Ainsi, on peut pratiquer n’importe quelle thérapie en Irlande et au Royaume Uni ? Ainsi un Heilpraktiker allemand commet chaque jour des actes qui lui vaudraient en France une condamnation ? Voilà qui fait apparaître l’archaïsme de l’exception française, et pousse à penser que les médecines alternatives auront tout à gagner, dans ce pays, d’une harmonisation des législations à l’échelle européenne !

Voilà qui montre aussi, au passage, combien un tel regard est finalement français : vu d’Irlande au contraire, cette harmonisation signifiera une perte de liberté. Mais qui voudrait d’une complète libéralisation ? Et à l’échelle européenne, quel est l’enjeu, la liberté d’exercer ou l’emprise de la médecine allopathique ? Le débat contre le blocage statutaire dans tel ou tel pays particulièrement rétrograde ou pour leur reconnaissance par la science et les institutions ?

Telles sont les questions qui agitaient les militants de ces médecines au début de la décennie 90, lorsque comme leurs homologues de la cause environnementale, ils se sont tournés pleins d’espoir vers les institutions de l’Europe.

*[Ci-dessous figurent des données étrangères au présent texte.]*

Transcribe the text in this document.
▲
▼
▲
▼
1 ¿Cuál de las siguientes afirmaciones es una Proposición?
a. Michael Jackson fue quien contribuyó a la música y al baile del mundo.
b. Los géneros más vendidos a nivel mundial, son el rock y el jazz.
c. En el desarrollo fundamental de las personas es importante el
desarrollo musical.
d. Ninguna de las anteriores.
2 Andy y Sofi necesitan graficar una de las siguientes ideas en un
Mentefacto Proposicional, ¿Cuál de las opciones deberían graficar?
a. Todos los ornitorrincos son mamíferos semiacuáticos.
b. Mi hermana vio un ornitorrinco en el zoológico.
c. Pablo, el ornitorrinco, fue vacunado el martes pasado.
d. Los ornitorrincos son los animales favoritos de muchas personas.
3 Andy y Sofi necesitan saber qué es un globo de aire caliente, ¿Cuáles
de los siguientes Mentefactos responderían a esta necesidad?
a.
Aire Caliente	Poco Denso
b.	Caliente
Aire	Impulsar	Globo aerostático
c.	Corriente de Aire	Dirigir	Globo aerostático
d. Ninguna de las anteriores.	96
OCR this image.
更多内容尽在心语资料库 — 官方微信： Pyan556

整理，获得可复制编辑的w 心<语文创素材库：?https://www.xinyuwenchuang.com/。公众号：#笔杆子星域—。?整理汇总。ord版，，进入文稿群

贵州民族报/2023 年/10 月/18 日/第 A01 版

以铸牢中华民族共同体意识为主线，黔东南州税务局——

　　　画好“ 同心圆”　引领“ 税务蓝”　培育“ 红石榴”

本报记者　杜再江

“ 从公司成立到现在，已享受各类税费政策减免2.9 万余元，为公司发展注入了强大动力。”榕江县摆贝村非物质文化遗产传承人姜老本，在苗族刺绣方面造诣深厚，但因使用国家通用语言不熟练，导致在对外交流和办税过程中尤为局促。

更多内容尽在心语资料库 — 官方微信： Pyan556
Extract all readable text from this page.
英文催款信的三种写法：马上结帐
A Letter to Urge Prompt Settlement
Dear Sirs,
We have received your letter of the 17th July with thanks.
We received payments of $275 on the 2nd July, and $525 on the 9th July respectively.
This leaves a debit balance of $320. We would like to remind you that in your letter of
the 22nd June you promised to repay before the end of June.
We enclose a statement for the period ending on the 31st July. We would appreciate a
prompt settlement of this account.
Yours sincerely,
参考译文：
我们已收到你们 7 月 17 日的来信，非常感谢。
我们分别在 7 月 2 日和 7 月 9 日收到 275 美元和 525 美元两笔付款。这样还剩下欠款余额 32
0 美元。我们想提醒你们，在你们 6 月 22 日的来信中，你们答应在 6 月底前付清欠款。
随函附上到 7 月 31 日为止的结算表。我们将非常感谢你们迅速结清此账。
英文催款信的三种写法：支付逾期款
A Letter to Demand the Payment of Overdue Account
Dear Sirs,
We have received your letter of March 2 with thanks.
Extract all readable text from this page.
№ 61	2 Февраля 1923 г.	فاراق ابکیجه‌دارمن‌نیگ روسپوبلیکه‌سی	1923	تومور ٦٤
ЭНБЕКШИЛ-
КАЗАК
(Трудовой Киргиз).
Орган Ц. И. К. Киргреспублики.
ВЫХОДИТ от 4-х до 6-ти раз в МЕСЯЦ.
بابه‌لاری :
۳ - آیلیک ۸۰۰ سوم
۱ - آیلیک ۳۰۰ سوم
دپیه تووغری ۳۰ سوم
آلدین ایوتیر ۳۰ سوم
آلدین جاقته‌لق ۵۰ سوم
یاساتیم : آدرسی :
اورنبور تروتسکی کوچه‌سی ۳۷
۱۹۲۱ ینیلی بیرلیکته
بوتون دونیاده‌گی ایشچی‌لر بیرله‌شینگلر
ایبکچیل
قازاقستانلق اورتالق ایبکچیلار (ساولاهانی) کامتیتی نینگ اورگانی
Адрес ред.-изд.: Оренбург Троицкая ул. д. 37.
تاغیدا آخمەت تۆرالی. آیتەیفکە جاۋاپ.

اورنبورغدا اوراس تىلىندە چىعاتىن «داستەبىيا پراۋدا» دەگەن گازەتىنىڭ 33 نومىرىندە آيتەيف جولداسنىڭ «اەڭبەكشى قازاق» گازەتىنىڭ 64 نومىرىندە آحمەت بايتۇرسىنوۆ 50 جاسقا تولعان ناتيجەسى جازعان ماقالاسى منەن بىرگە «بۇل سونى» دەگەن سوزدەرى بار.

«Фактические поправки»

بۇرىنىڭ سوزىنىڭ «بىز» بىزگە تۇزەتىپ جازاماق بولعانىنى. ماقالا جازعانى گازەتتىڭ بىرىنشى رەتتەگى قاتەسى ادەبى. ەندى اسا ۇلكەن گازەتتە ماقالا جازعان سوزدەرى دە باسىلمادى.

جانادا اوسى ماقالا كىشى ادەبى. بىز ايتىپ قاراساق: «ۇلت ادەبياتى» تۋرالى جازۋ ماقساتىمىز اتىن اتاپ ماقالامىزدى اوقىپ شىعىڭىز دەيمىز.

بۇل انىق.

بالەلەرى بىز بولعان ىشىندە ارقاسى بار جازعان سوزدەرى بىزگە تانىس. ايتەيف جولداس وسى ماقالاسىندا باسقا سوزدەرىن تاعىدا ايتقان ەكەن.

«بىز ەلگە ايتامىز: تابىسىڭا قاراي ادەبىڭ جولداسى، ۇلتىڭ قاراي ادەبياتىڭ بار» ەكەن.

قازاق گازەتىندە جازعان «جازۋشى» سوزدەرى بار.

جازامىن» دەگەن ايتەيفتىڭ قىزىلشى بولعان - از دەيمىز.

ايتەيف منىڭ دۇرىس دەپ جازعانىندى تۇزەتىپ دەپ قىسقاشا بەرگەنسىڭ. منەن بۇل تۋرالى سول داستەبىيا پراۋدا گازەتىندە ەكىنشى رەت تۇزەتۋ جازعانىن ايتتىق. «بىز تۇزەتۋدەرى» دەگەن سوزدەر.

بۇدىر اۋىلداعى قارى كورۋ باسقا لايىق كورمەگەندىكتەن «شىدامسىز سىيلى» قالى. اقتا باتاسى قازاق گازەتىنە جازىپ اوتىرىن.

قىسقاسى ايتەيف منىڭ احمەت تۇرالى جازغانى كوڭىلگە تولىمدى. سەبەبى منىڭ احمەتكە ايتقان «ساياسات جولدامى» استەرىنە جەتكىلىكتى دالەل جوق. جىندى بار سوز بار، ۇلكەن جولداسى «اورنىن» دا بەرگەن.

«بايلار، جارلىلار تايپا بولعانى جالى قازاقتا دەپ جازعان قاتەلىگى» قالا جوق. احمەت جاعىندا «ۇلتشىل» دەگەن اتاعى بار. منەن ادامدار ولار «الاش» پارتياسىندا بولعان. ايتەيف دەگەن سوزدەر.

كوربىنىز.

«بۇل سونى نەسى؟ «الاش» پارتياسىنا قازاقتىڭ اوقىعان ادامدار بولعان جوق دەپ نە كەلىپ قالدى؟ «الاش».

L’Organisation Mondiale de la Santé ne montrait-elle pas l’exemple ? Elle reconnaissait dès 1976 l’importance des médecines traditionnelles, définies comme liées à une tradition ancienne (comme l’acupuncture et la culture chinoise) et “ par opposition à la médecine scientifique moderne officielle ou allopathie ”(1). De plus, elle forgeait dès 83 le terme bienvenu de “ médecines non-conventionnelles ” pour désigner celles qui ne sont ni traditionnelles ni allopathiques (comme l’homéopathie, la kinésiologie ou la médecine anthroposophique). L’Europe semblait le lieu idéal où porter le débat : les différences d’approches et de droits entre les pays se montraient incompatibles avec la libre circulation des citoyens européens instaurée par le Traité dans ses articles 52 à 66, qui incluent la liberté d’établissement pour les praticiens. Apparaissaient d’autres incohérences : depuis 92, une législation communautaire spécifique réglemente les médicaments homéopathiques alors que l’homéopathie n’est pas reconnue comme une discipline médicale.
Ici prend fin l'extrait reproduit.